Project description:Opioid analgesics are frequently prescribed in the United States and worldwide. However, serious side effects such as addiction, immunosuppression and gastrointestinal symptoms limit long term use. In the current study using a chronic morphine-murine model a longitudinal approach was undertaken to investigate the role of morphine modulation of gut microbiome as a mechanism contributing to the negative consequences associated with opioids use. The results revealed a significant shift in the gut microbiome and metabolome within 24 hours following morphine treatment when compared to placebo.

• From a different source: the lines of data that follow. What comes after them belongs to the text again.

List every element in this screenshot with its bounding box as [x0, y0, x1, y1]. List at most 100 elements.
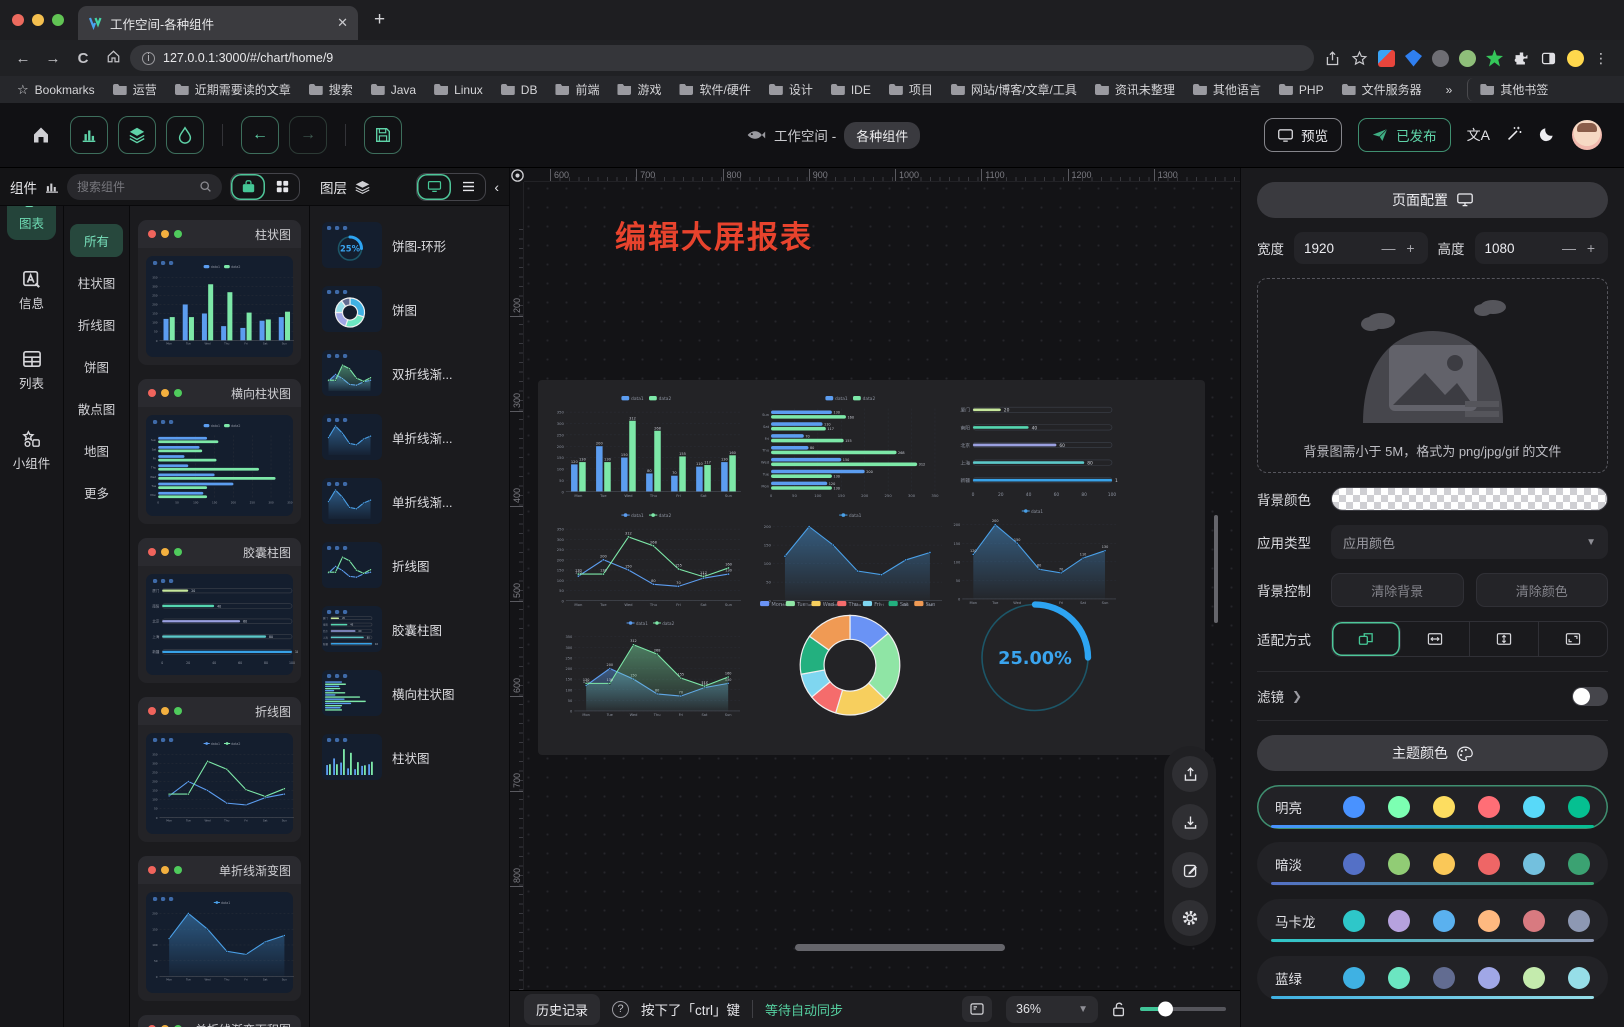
extension-badge-icon[interactable]: [1378, 50, 1395, 67]
edit-button[interactable]: [1172, 852, 1208, 888]
fit-width-option[interactable]: [1401, 622, 1470, 656]
component-card[interactable]: 胶囊柱图 厦门20南阳40北京60上海80新疆100020406080100: [138, 538, 301, 683]
lock-icon[interactable]: [1112, 1001, 1126, 1017]
collapse-panel-icon[interactable]: ‹: [494, 179, 499, 195]
layer-item[interactable]: 25% 饼图-环形: [318, 218, 501, 272]
add-decoration-button[interactable]: [166, 116, 204, 154]
bookmark-item[interactable]: 搜索: [302, 78, 360, 101]
bookmark-item[interactable]: PHP: [1272, 80, 1331, 100]
undo-button[interactable]: ←: [241, 116, 279, 154]
bg-color-swatch[interactable]: [1331, 487, 1608, 511]
category-item[interactable]: 所有: [70, 224, 123, 257]
bar-chart[interactable]: data1data2050100150200250300350120200150…: [553, 393, 745, 501]
user-avatar[interactable]: [1572, 120, 1602, 150]
background-upload-dropzone[interactable]: 背景图需小于 5M，格式为 png/jpg/gif 的文件: [1257, 278, 1608, 473]
extension-green-icon[interactable]: [1459, 50, 1476, 67]
dashboard-preview[interactable]: data1data2050100150200250300350120200150…: [538, 380, 1205, 755]
close-window-button[interactable]: [12, 14, 24, 26]
bookmark-star-icon[interactable]: [1351, 50, 1368, 67]
chevron-right-icon[interactable]: ❯: [1292, 689, 1302, 703]
theme-color-button[interactable]: 主题颜色: [1257, 735, 1608, 771]
magic-wand-icon[interactable]: [1506, 125, 1523, 146]
component-card[interactable]: 单折线渐变图 data1050100150200MonTueWedThuFriS…: [138, 856, 301, 1001]
add-chart-button[interactable]: [70, 116, 108, 154]
bookmark-item[interactable]: Linux: [427, 80, 490, 100]
width-value[interactable]: 1920: [1304, 241, 1374, 256]
layer-item[interactable]: 厦门20南阳40北京60上海80新疆100 胶囊柱图: [318, 602, 501, 656]
height-value[interactable]: 1080: [1485, 241, 1555, 256]
sidebar-icon[interactable]: [1540, 50, 1557, 67]
import-button[interactable]: [1172, 804, 1208, 840]
component-card[interactable]: 横向柱状图 data1data2050100150200250300350Mon…: [138, 379, 301, 524]
bookmark-item[interactable]: 运营: [106, 78, 164, 101]
site-info-icon[interactable]: i: [142, 52, 155, 65]
progress-ring-chart[interactable]: 25.00%: [976, 595, 1094, 717]
ruler-toggle-eye-icon[interactable]: [510, 168, 525, 188]
height-decrease-button[interactable]: —: [1562, 240, 1576, 256]
share-icon[interactable]: [1324, 50, 1341, 67]
bookmark-item[interactable]: 软件/硬件: [672, 78, 757, 101]
layer-thumb-view-toggle[interactable]: [417, 174, 451, 200]
bookmark-item[interactable]: 资讯未整理: [1088, 78, 1182, 101]
browser-menu-icon[interactable]: ⋮: [1594, 50, 1608, 67]
extension-star-icon[interactable]: [1486, 50, 1503, 67]
donut-pie-chart[interactable]: MonTueWedThuFriSatSun: [740, 598, 960, 718]
search-input[interactable]: [77, 180, 193, 194]
export-button[interactable]: [1172, 756, 1208, 792]
minimize-window-button[interactable]: [32, 14, 44, 26]
theme-row[interactable]: 暗淡: [1257, 842, 1608, 886]
history-button[interactable]: 历史记录: [524, 994, 600, 1025]
rail-item-list[interactable]: 列表: [7, 342, 56, 400]
back-icon[interactable]: ←: [10, 50, 36, 67]
workspace-badge[interactable]: 各种组件: [844, 122, 920, 149]
bookmark-item[interactable]: 设计: [762, 78, 820, 101]
width-increase-button[interactable]: +: [1404, 240, 1418, 256]
bookmark-item[interactable]: Java: [364, 80, 423, 100]
rail-item-info[interactable]: 信息: [7, 262, 56, 320]
close-tab-icon[interactable]: ✕: [337, 15, 348, 31]
theme-row[interactable]: 马卡龙: [1257, 899, 1608, 943]
category-item[interactable]: 饼图: [70, 350, 123, 383]
gradient-area-chart[interactable]: data10501001502001202001508070110130MonT…: [950, 506, 1120, 608]
theme-row[interactable]: 明亮: [1257, 785, 1608, 829]
width-stepper[interactable]: 1920 — +: [1294, 232, 1428, 264]
width-decrease-button[interactable]: —: [1382, 240, 1396, 256]
vertical-scrollbar[interactable]: [1214, 515, 1218, 623]
fit-height-option[interactable]: [1470, 622, 1539, 656]
layer-item[interactable]: 柱状图: [318, 730, 501, 784]
layer-item[interactable]: 单折线渐...: [318, 474, 501, 528]
category-item[interactable]: 散点图: [70, 392, 123, 425]
layer-item[interactable]: 双折线渐...: [318, 346, 501, 400]
extensions-puzzle-icon[interactable]: [1513, 50, 1530, 67]
bookmark-item[interactable]: 前端: [548, 78, 606, 101]
component-card[interactable]: 单折线渐变面积图 data1050100150200MonTueWedThuFr…: [138, 1015, 301, 1027]
rail-item-widgets[interactable]: 小组件: [7, 422, 56, 480]
bottom-panel-toggle[interactable]: [962, 996, 992, 1022]
profile-avatar-icon[interactable]: [1567, 50, 1584, 67]
bookmark-item[interactable]: IDE: [824, 80, 878, 100]
new-tab-button[interactable]: +: [374, 9, 385, 31]
double-line-chart[interactable]: data1data2050100150200250300350120200150…: [553, 510, 745, 610]
grid-view-toggle[interactable]: [265, 174, 299, 200]
page-config-button[interactable]: 页面配置: [1257, 182, 1608, 218]
extension-gray-icon[interactable]: [1432, 50, 1449, 67]
clear-background-button[interactable]: 清除背景: [1331, 573, 1464, 607]
layer-item[interactable]: 饼图: [318, 282, 501, 336]
home-icon[interactable]: [100, 49, 126, 68]
component-card[interactable]: 折线图 data1data2050100150200250300350MonTu…: [138, 697, 301, 842]
bookmark-item[interactable]: 网站/博客/文章/工具: [944, 78, 1084, 101]
bookmark-item[interactable]: »: [1433, 80, 1460, 100]
publish-button[interactable]: 已发布: [1358, 118, 1451, 152]
bookmark-item[interactable]: 游戏: [610, 78, 668, 101]
category-item[interactable]: 折线图: [70, 308, 123, 341]
maximize-window-button[interactable]: [52, 14, 64, 26]
bookmark-item[interactable]: 其他语言: [1186, 78, 1268, 101]
bookmark-item[interactable]: 近期需要读的文章: [168, 78, 298, 101]
save-button[interactable]: [364, 116, 402, 154]
layer-item[interactable]: 横向柱状图: [318, 666, 501, 720]
zoom-select[interactable]: 36%▼: [1006, 996, 1098, 1023]
double-gradient-area-chart[interactable]: data1data2050100150200250300350120200150…: [562, 618, 744, 720]
horizontal-scrollbar[interactable]: [795, 944, 1005, 951]
layer-item[interactable]: 单折线渐...: [318, 410, 501, 464]
component-card[interactable]: 柱状图 data1data2050100150200250300350MonTu…: [138, 220, 301, 365]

Morphine induced gut microbial dysbiosis exhibited distinct characteristic signatures profiles including significant increase in communities associated with pathogenic function, decrease in communities associated with stress tolerance. Collectively, these results reveal opioids-induced distinct alteration of gut microbiome, may contribute to opioids-induced pathogenesis. Therapeutics directed at these targets may prolong the efficacy long term opioid use with fewer side effects.